18. The method of claim 13, wherein the viral vector system comprises at least one nucleotide sequence of interest (NOI).

19. The method of claim 18, wherein the NOI is a selection gene, a marker gene, a therapeutic gene, an antisense sequence or a cDNA library.

20. The method of claim 18, wherein the NOI blocks or inhibits the expression of a gene in a target cell.

21. The method of claim 18, wherein at least part of the NOI integrates into the genome of a target cell.
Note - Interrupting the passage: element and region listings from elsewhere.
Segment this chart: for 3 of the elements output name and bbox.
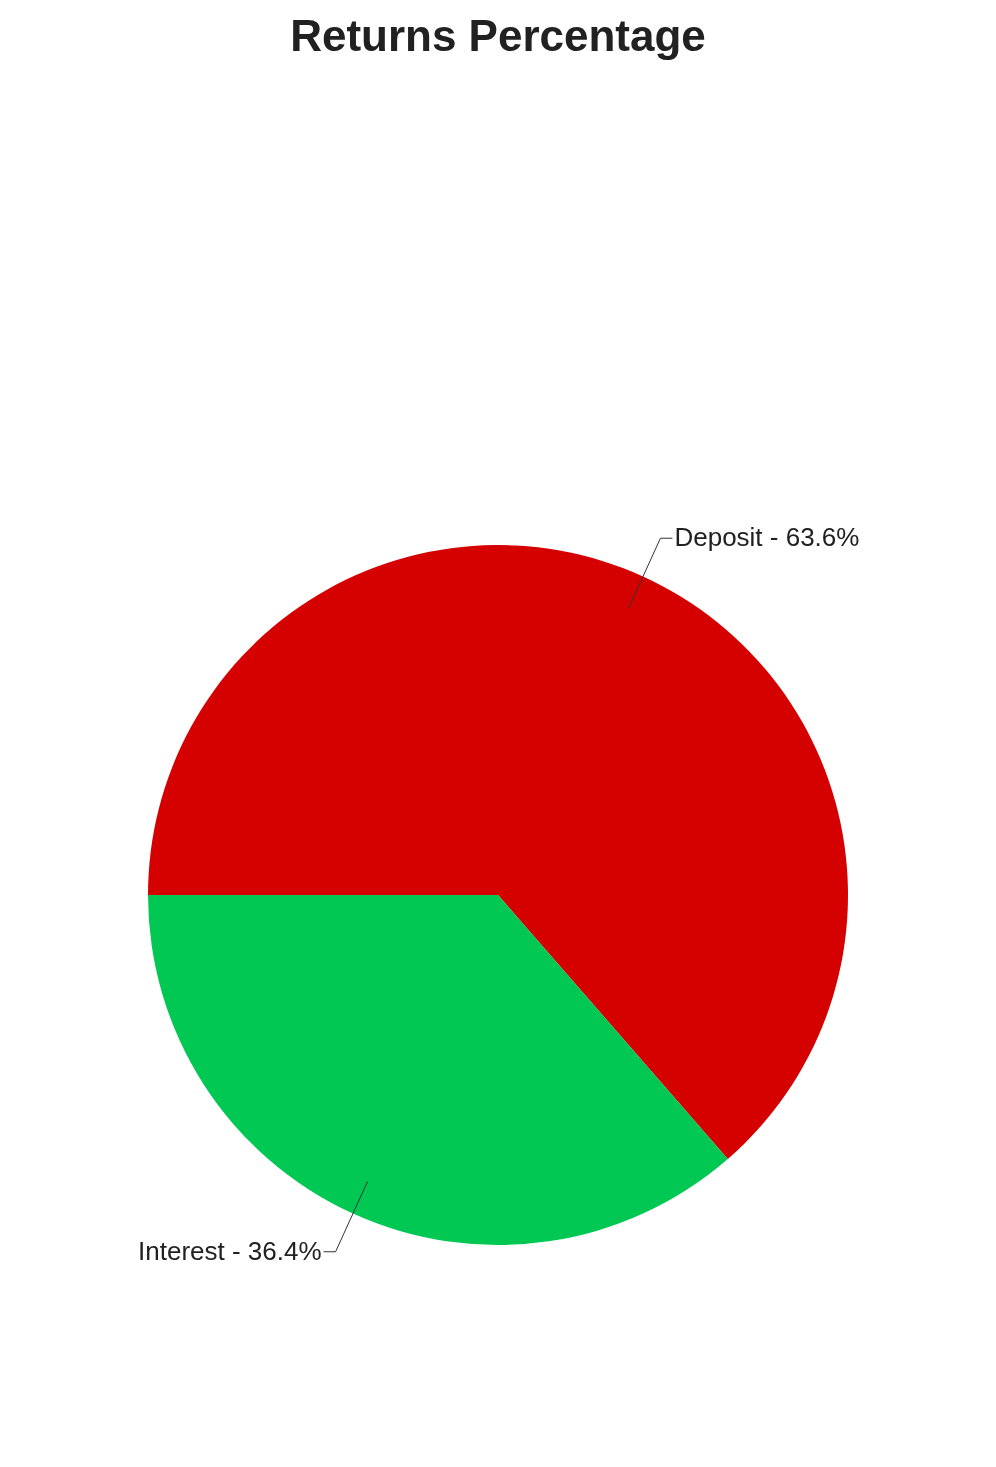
slice-label: Interest - 36.4% (138, 1235, 322, 1266)
chart-title: Returns Percentage (289, 10, 707, 62)
slice-label: Deposit - 63.6% (674, 522, 860, 553)
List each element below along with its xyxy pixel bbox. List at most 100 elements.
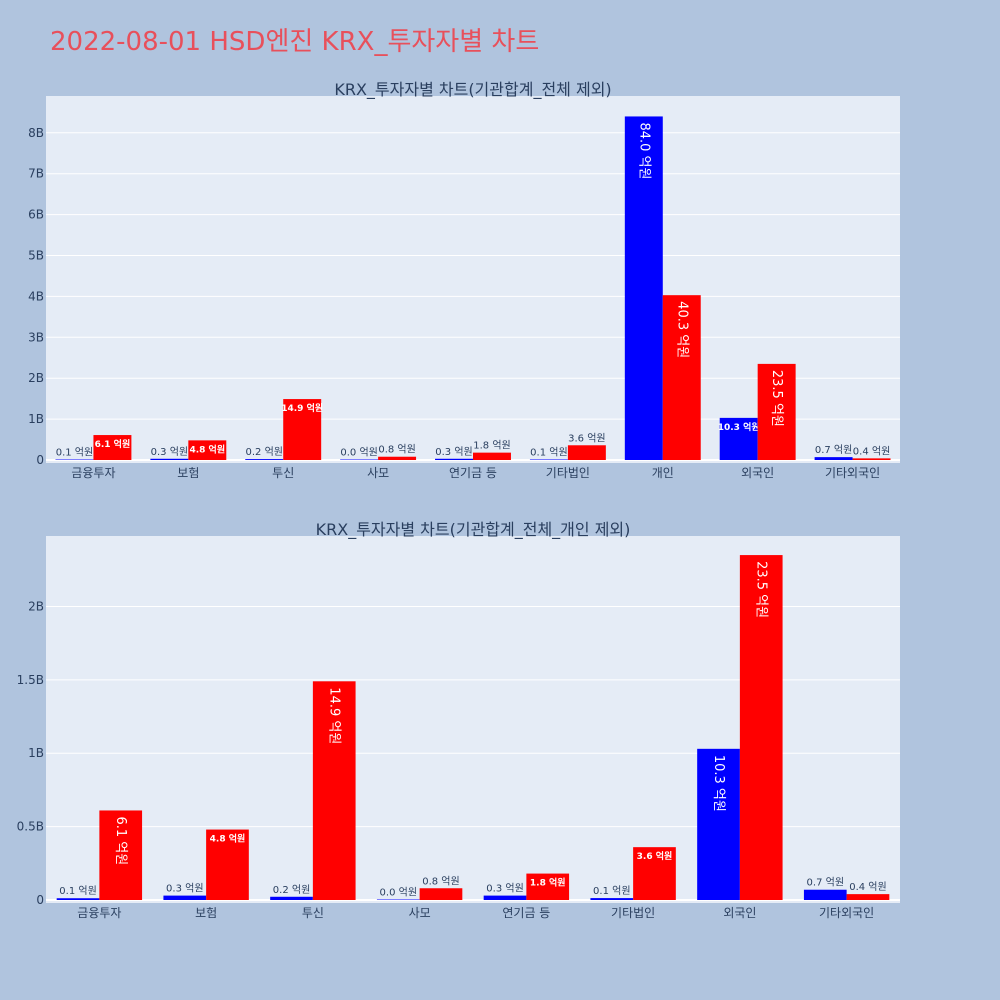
- bar-value-label: 23.5 억원: [769, 370, 784, 427]
- y-tick-label: 4B: [28, 289, 44, 303]
- bar: [312, 681, 356, 900]
- y-tick-label: 1.5B: [17, 673, 44, 687]
- bar: [697, 748, 740, 900]
- bar-value-label: 1.8 억원: [530, 877, 566, 889]
- bar: [150, 458, 189, 460]
- bar: [206, 829, 249, 900]
- x-tick-label: 보험: [195, 906, 217, 920]
- bar: [340, 459, 379, 460]
- y-tick-label: 8B: [28, 126, 44, 140]
- bar: [283, 399, 322, 460]
- bar-value-label: 4.8 억원: [210, 833, 246, 845]
- bar-value-label: 0.1 억원: [56, 447, 93, 459]
- bar-value-label: 4.8 억원: [189, 443, 225, 455]
- bar: [662, 295, 701, 460]
- bar-value-label: 0.7 억원: [815, 444, 852, 456]
- bar: [803, 889, 847, 900]
- bar: [846, 894, 890, 900]
- y-tick-label: 6B: [28, 208, 44, 222]
- y-tick-label: 0.5B: [17, 820, 44, 834]
- bar: [245, 459, 284, 460]
- bar-value-label: 0.2 억원: [273, 884, 310, 896]
- y-tick-label: 1B: [28, 412, 44, 426]
- bar: [590, 898, 634, 900]
- y-tick-label: 7B: [28, 167, 44, 181]
- y-tick-label: 5B: [28, 249, 44, 263]
- x-tick-label: 기타법인: [546, 466, 590, 480]
- bar-value-label: 0.4 억원: [853, 445, 890, 457]
- bar-value-label: 3.6 억원: [637, 850, 673, 862]
- page-title: 2022-08-01 HSD엔진 KRX_투자자별 차트: [50, 27, 539, 57]
- chart-panel-2: 0 0.5B 1B 1.5B 2B KRX_투자자별 차트(기관합계_전체_개인 제외) 금…: [17, 520, 900, 920]
- bar-value-label: 0.0 억원: [340, 447, 377, 459]
- bar-value-label: 0.4 억원: [849, 881, 886, 893]
- bar: [633, 847, 676, 900]
- bar-value-label: 1.8 억원: [473, 440, 510, 452]
- y-tick-label: 0: [36, 453, 44, 467]
- bar-value-label: 84.0 억원: [636, 122, 651, 179]
- bar: [757, 363, 796, 460]
- bar: [56, 898, 100, 900]
- bar: [483, 895, 527, 900]
- bar: [852, 458, 891, 460]
- x-tick-label: 개인: [652, 466, 674, 480]
- x-tick-label: 기타법인: [611, 906, 655, 920]
- bar: [739, 555, 783, 900]
- bar-value-label: 6.1 억원: [95, 438, 131, 450]
- y-tick-label: 1B: [28, 746, 44, 760]
- bar: [567, 445, 606, 460]
- bar-value-label: 0.3 억원: [486, 883, 523, 895]
- bar-value-label: 23.5 억원: [754, 561, 769, 618]
- x-tick-label: 투신: [272, 466, 294, 480]
- bar: [624, 116, 663, 461]
- bar-value-label: 0.7 억원: [807, 877, 844, 889]
- bar: [376, 899, 420, 900]
- y-tick-label: 2B: [28, 599, 44, 613]
- y-tick-label: 2B: [28, 371, 44, 385]
- bar: [163, 895, 207, 900]
- x-tick-label: 외국인: [741, 466, 774, 480]
- bar-value-label: 0.0 억원: [380, 887, 417, 899]
- x-tick-label: 금융투자: [77, 906, 121, 920]
- bar: [529, 459, 568, 460]
- bar-value-label: 0.1 억원: [530, 446, 567, 458]
- bar-value-label: 10.3 억원: [711, 755, 726, 812]
- bar-value-label: 0.1 억원: [59, 885, 96, 897]
- bar-value-label: 0.3 억원: [435, 446, 472, 458]
- chart-panel-1: 0 1B 2B 3B 4B 5B 6B 7B 8B KRX_투자자별 차트(기관합계_전체 제외)…: [28, 80, 900, 480]
- x-tick-label: 보험: [177, 466, 199, 480]
- bar: [93, 435, 132, 460]
- y-tick-label: 0: [36, 893, 44, 907]
- x-tick-label: 연기금 등: [502, 906, 550, 920]
- bar: [188, 440, 227, 460]
- bar-value-label: 40.3 억원: [674, 301, 689, 358]
- bar-value-label: 0.8 억원: [422, 875, 459, 887]
- bar-value-label: 6.1 억원: [113, 816, 128, 865]
- x-tick-label: 연기금 등: [449, 466, 497, 480]
- y-tick-label: 3B: [28, 330, 44, 344]
- bar: [378, 456, 417, 460]
- x-tick-label: 투신: [302, 906, 324, 920]
- bar: [719, 417, 758, 460]
- x-tick-label: 사모: [409, 906, 431, 920]
- chart-title: KRX_투자자별 차트(기관합계_전체_개인 제외): [316, 520, 631, 540]
- bar: [419, 888, 463, 900]
- bar: [99, 810, 143, 900]
- x-tick-label: 외국인: [723, 906, 756, 920]
- bar: [814, 457, 853, 460]
- bar-value-label: 0.3 억원: [166, 883, 203, 895]
- bar-value-label: 0.3 억원: [151, 446, 188, 458]
- bar-value-label: 0.8 억원: [378, 444, 415, 456]
- bar-value-label: 0.1 억원: [593, 885, 630, 897]
- bar-value-label: 0.2 억원: [246, 446, 283, 458]
- bar-value-label: 3.6 억원: [568, 432, 605, 444]
- x-tick-label: 기타외국인: [819, 906, 874, 920]
- x-tick-label: 기타외국인: [825, 466, 880, 480]
- bar: [55, 459, 94, 460]
- chart-title: KRX_투자자별 차트(기관합계_전체 제외): [334, 80, 611, 100]
- bar: [435, 458, 473, 460]
- x-tick-label: 금융투자: [71, 466, 115, 480]
- bar: [270, 896, 313, 900]
- bar-value-label: 14.9 억원: [327, 687, 342, 744]
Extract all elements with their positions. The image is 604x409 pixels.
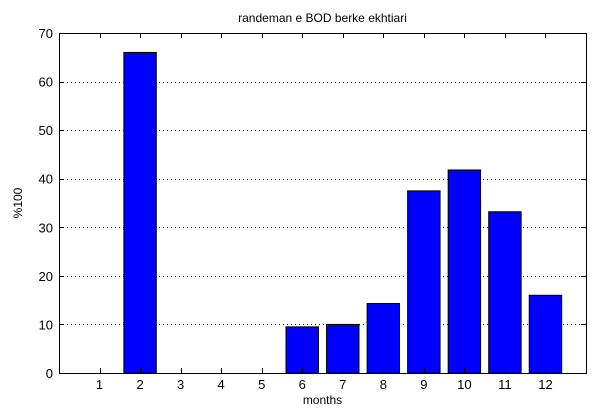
y-tick-label: 40 [39,172,53,187]
x-tick-label: 12 [538,377,552,392]
y-tick-label: 0 [46,366,53,381]
bar-month-6 [285,326,319,374]
y-axis: 0 10 20 30 40 50 60 70 [39,26,586,381]
plot-frame [59,33,587,374]
y-tick-label: 60 [39,75,53,90]
y-tick-label: 20 [39,269,53,284]
x-tick-label: 8 [380,377,387,392]
bar-month-7 [326,323,360,374]
x-tick-label: 6 [299,377,306,392]
x-tick-label: 1 [96,377,103,392]
bar-month-10 [447,169,482,374]
y-tick-label: 50 [39,123,53,138]
y-tick-label: 70 [39,26,53,41]
chart-title: randeman e BOD berke ekhtiari [238,11,407,25]
x-tick-label: 11 [498,377,512,392]
bar-month-9 [407,190,441,374]
bar-month-8 [366,303,401,374]
x-tick-label: 2 [136,377,143,392]
x-tick-label: 9 [420,377,427,392]
x-axis-label: months [303,393,342,407]
bars [123,51,563,374]
y-axis-label: %100 [11,187,25,218]
y-tick-label: 30 [39,220,53,235]
x-tick-label: 10 [457,377,471,392]
bar-month-12 [528,294,563,374]
y-tick-label: 10 [39,317,53,332]
x-axis: 1 2 3 4 5 6 7 8 9 10 11 12 [96,33,553,392]
x-tick-label: 5 [258,377,265,392]
x-tick-label: 4 [218,377,225,392]
x-tick-label: 7 [339,377,346,392]
bar-month-11 [488,211,522,374]
x-tick-label: 3 [177,377,184,392]
bar-month-2 [123,51,157,374]
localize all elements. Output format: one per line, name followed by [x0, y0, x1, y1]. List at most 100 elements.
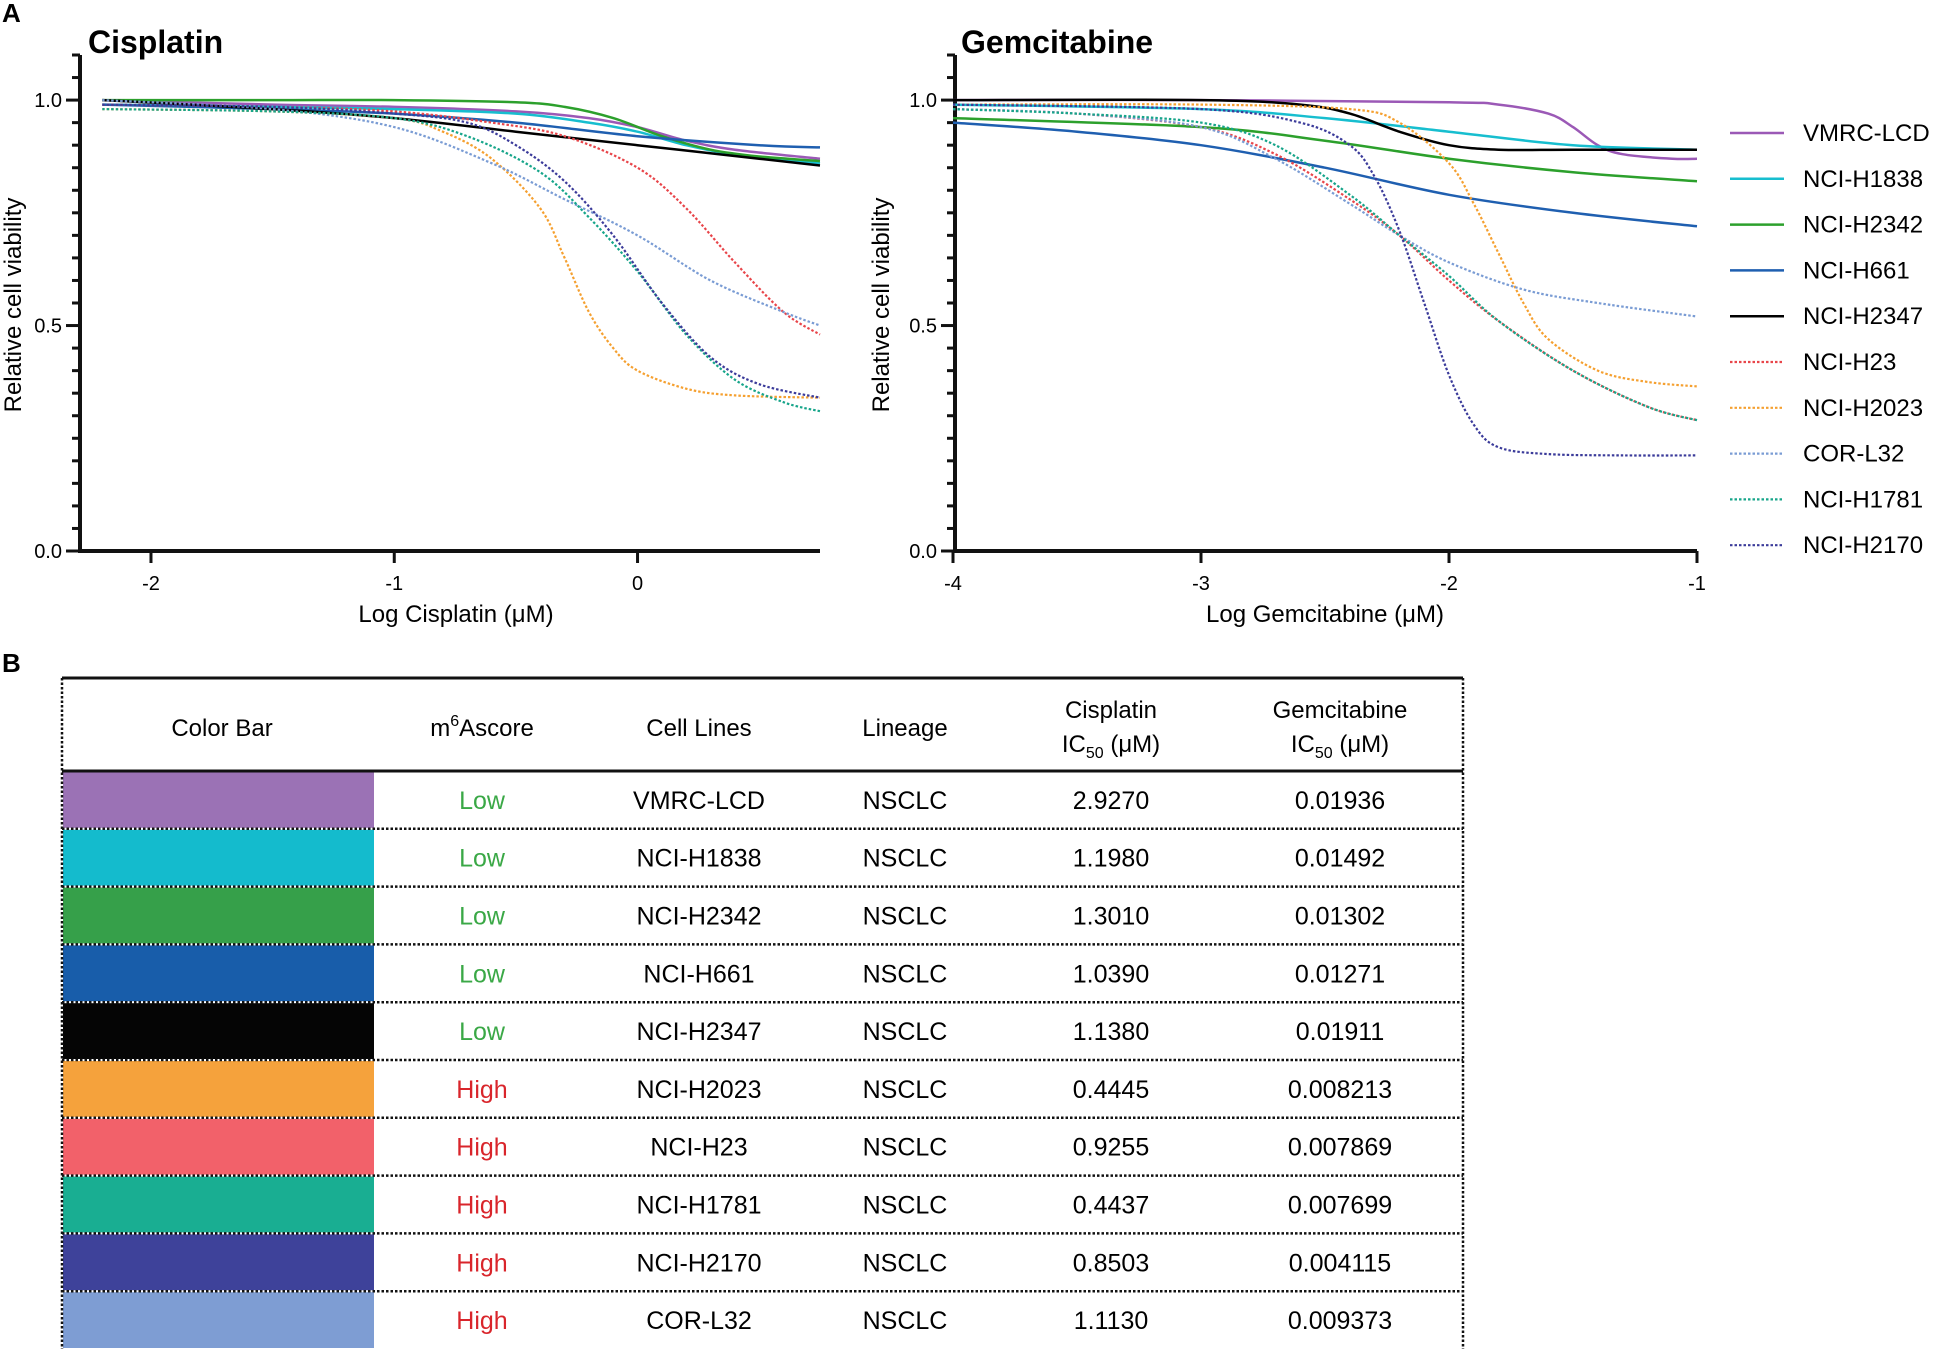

22. The method of claim 18, wherein the NOI encodes a protein of interest (POI).

23. The method of claim 22, wherein the POI is a therapeutic protein.

24. A method of delivering an NOI to a target adipose tissue cell, comprising contacting the cell with the viral vector system of claim 6.

25. A method of analysing the function of a gene present in a target adipose tissue cell, or of a protein encoded by the gene, comprising contacting the target adipose tissue cell with the viral vector system of claim 8, whereby expression of the gene is blocked or inhibited by the NOI.

26. A method of treating a disease associated with adipose tissue metabolism in a subject in need of the same, comprising transducing a target adipose tissue cell with the viral vector system of claim 1.

27. The method of claim 26, wherein the disease is caused by or associated with obesity, diabetes, or both.

28. The method of claim 26, wherein the target adipose tissue cell is transduced ex vivo and transplanted into the subject.